Evolving Dharma by Jay Michaelson

Evolving Dharma by Jay Michaelson

Author:Jay Michaelson [Michaelson, Jay]
Language: eng
Format: epub
ISBN: 978-1-58394-715-9
Publisher: North Atlantic Books
Published: 2013-10-15T04:00:00+00:00


Doubt as Dharma: How I Learned from Shadow

Well, easier said than done. There’s no getting around the reality that extended retreat brings up all kinds of difficult and painful experiences. In shamanic traditions, it’s understood that in this kind of intensive work, you get what you need, not what you want (or what you think you want). This has been my experience on retreat as well. There’s no way out but through; there’s no path to liberation that doesn’t pass through the shadow.

To speak about this more directly, I want to share the story of a “dark night” through which I passed on a forty-day retreat I sat in 2004. As you’ll see, I am not offering this up as a story of how you should practice, or what will happen to you, or as anything other than one yogi’s personal narrative that can hopefully be useful to fellow travelers.
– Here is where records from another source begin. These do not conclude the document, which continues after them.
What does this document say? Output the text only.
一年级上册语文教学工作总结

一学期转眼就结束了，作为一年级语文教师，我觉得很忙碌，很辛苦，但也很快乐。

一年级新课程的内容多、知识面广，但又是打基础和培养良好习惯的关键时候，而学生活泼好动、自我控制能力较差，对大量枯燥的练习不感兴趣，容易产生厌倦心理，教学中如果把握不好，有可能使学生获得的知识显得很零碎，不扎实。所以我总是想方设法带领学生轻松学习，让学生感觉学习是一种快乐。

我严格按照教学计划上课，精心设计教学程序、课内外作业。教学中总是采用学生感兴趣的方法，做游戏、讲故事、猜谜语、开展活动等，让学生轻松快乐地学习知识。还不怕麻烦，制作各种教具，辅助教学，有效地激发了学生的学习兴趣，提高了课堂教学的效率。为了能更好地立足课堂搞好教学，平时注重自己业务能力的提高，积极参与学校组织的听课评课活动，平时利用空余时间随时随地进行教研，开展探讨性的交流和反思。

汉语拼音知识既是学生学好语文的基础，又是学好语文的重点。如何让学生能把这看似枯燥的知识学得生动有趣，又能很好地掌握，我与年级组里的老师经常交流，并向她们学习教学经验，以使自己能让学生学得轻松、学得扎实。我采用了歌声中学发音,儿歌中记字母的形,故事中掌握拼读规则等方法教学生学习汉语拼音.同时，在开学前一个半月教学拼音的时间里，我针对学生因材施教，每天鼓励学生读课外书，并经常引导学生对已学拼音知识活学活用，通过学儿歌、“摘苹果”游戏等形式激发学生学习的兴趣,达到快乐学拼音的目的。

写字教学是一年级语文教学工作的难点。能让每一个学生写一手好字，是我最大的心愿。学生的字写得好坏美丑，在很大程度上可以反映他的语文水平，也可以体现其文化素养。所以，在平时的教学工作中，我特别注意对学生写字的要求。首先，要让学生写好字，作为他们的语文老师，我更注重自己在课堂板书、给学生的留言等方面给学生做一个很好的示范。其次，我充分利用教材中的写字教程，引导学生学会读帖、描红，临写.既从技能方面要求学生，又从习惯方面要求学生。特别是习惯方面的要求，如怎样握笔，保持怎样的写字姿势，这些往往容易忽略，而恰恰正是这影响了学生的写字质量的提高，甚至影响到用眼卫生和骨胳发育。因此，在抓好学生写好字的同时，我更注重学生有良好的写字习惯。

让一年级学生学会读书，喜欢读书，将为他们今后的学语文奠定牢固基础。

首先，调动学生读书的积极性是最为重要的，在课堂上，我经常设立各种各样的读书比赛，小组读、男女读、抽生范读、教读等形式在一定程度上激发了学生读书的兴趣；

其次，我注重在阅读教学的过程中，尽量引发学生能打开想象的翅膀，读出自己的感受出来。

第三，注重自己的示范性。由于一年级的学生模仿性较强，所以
I didn’t do everything right; indeed, a lot of the point is what I did wrong. Possibly you’ll make similar mistakes. Then again, who knows.

When this difficult episode occurred, I had been sitting for about a month, and had long since acclimatized to the rhythms of a long meditation retreat. The first few days had come and gone—it was right after the 2004 presidential election, and I had volunteered for the Kerry campaign, convinced that we were going to win. The resultant loss had thrown me for a loop, and I spent much of that first week getting over the grief—as well as the physical exhaustion—not to mention letting go of a whole lot of anger, thinking, and distracting nonsense that was entirely useless for the work I was on retreat to do.

Fairly soon, however, I’d found my groove. At this point in my practice, I was still overly interested in samadhi, in cultivating states of bliss that were conducive both to dharma insights and to content insights—as I describe in Chapter Four. Sometimes, I’d spend these altered states noticing the three characteristics and doing other good dharma things, and other times I’d wander off the dharma path, indulging in the beauty of the retreat center’s natural surroundings—there’s really nothing like a snowfall on samadhi—or even sneaking off to enjoy some highly ecstatic iPod time. Bad Buddhist, I know.

Several weeks into the retreat, I’d had a powerful “peak experience”—later (much later; two years later) interpreted as the Knowledge of Arising and Passing Away, as I described in the previous chapter. There was a moment, during walking meditation, in which everything seemed to stop. It was incredibly profound, as if the universe were looking at me with the gaze of a close friend, in one crystalline instant that seemed to crack like thunder through the ordinary passage of time. All kinds of enthusiastic thoughts started popping: insights about this and that, inflated egoic thoughts about how awake I now was, plans to evangelize about the dharma because it is so great and awesome, plus a deep sense of having figured something out.